As an 8-year-old sitting at my dinner table one beautiful summer evening I saw our neighbour chase his wife from their house to ours, catching her on our front lawn and beating her mercilessly until my father and another neighbour pulled him off.
She was running to our house for protection after an earlier sustained beating in their home.
The police locked the guy up but he managed, over the ensuing weeks, to inveigle himself back into his family home and to persuade his wife to drop the charges, a very common outcome for domestic abuse then.
This family was, like ours, a functioning and apparently loving family from the outside looking in.
Where I grew up domestic violence was known and ignored.
Children were, of course, beaten often by parents, usually Dad. This was accepted as normal as long as it did not go too far.
When you are a child in a family where Dad assaults Mum either periodically or all the time it marks you in a way that can either make you the same or make you abhor such violence against loved ones.
My brother and I are lucky in that the violence we witnessed against our mother when we grew up caused us such fear and terror it stopped us ever thinking of imitating our father's behaviour.
Living with domestic violence as a child means you live with a heightened sense of foreboding whenever the old man is home late from the pub or when something goes wrong for him for some reason.
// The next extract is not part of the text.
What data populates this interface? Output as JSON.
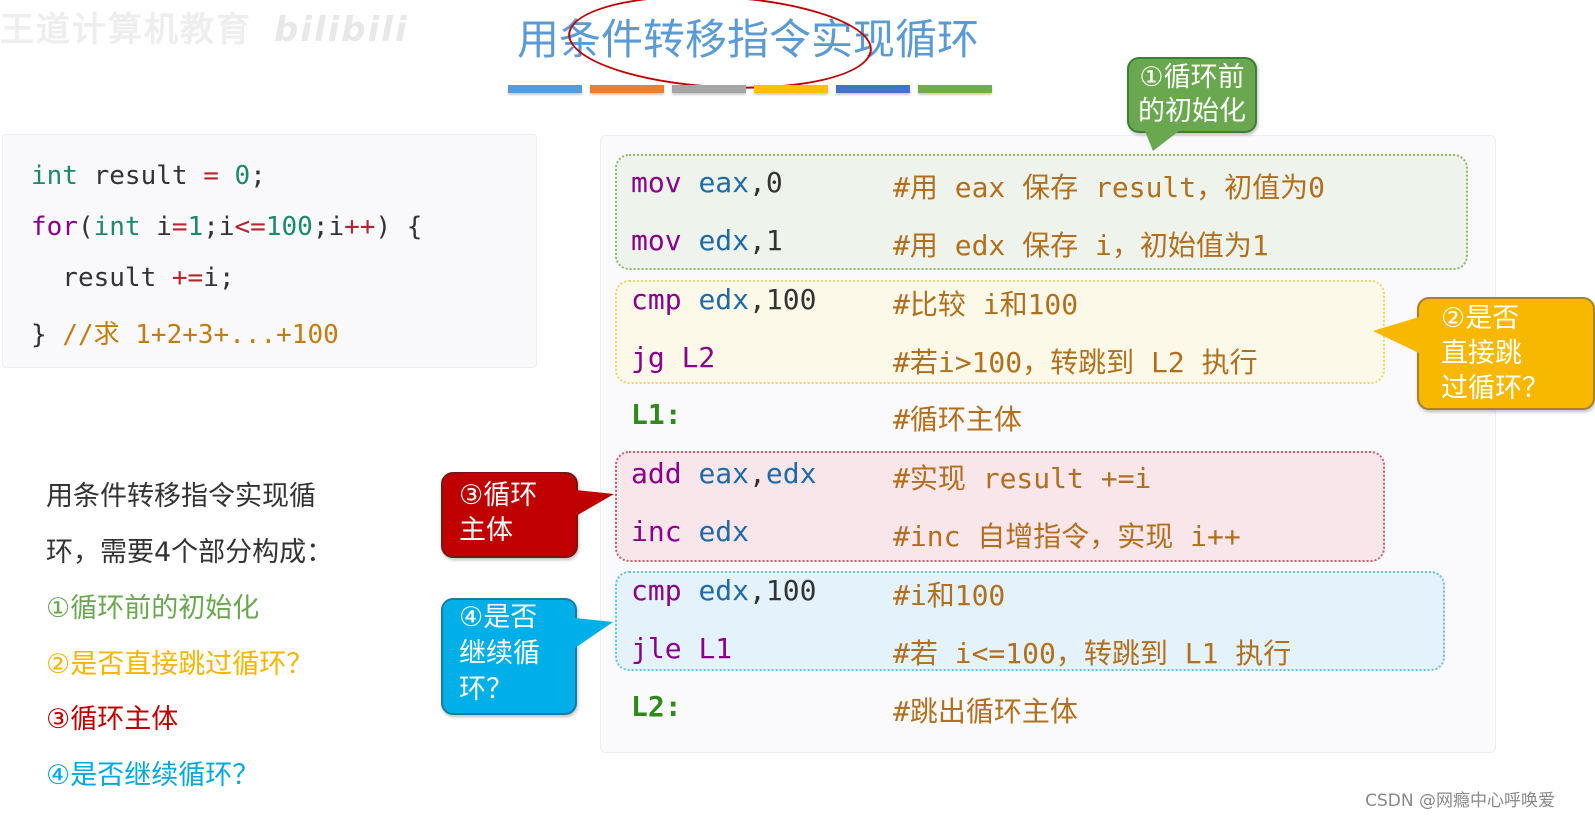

You know there is going to be fun in the kitchen tonight and it makes you scream incessantly inside with anxiety.
As the eldest child in my family I always tried, as I got older, to stand up to the old man with mixed results. Usually it made him stop but sometimes it made matters much worse.
I loved my parents and my old man was, for his time, a reasonable dad.
I hated him for what he did to my mother at times though.
He had issues and left the family when I was an adult, years too late. He was often not a happy man but there was no excuse for the way he acted.
Between January 2004 and March 2019 1068 people died by homicide in New Zealand.
Almost 400 cases, or 35 per cent, involved family violence.
Half of all women homicide victims were killed by a male partner or ex-partner.
A significant proportion involved "overkill" where the violence used was far beyond what was required to cause death.
One in eight of the 400 victims of domestic homicide was a child.
Children who are exposed to family violence are more likely to go on to commit violence.
They are also much more likely to suffer from mental health and addiction issues in adulthood.
The figures quoted are appalling for such a country as ours.
Many New Zealand males, never the most communicative and open of men, seem to be emotional cripples whose only response to challenge or upset is physical violence.
We apparently fear loss of control because we have been raised to be in control of all around us.
For many this means not having the skills to react appropriately when this control is challenged, especially by the women in their lives.
This begs the question - how do we raise our boys, many of whom live in situations where domestic violence is a real and happening thing that they struggle with daily, to become decent men?
How do we get through to many of these boys and young men that the behaviour they witness in homes across the social spectrum of New Zealand is totally unacceptable and wrong?
Some will not become monsters but sadly many will if we do not find a solution.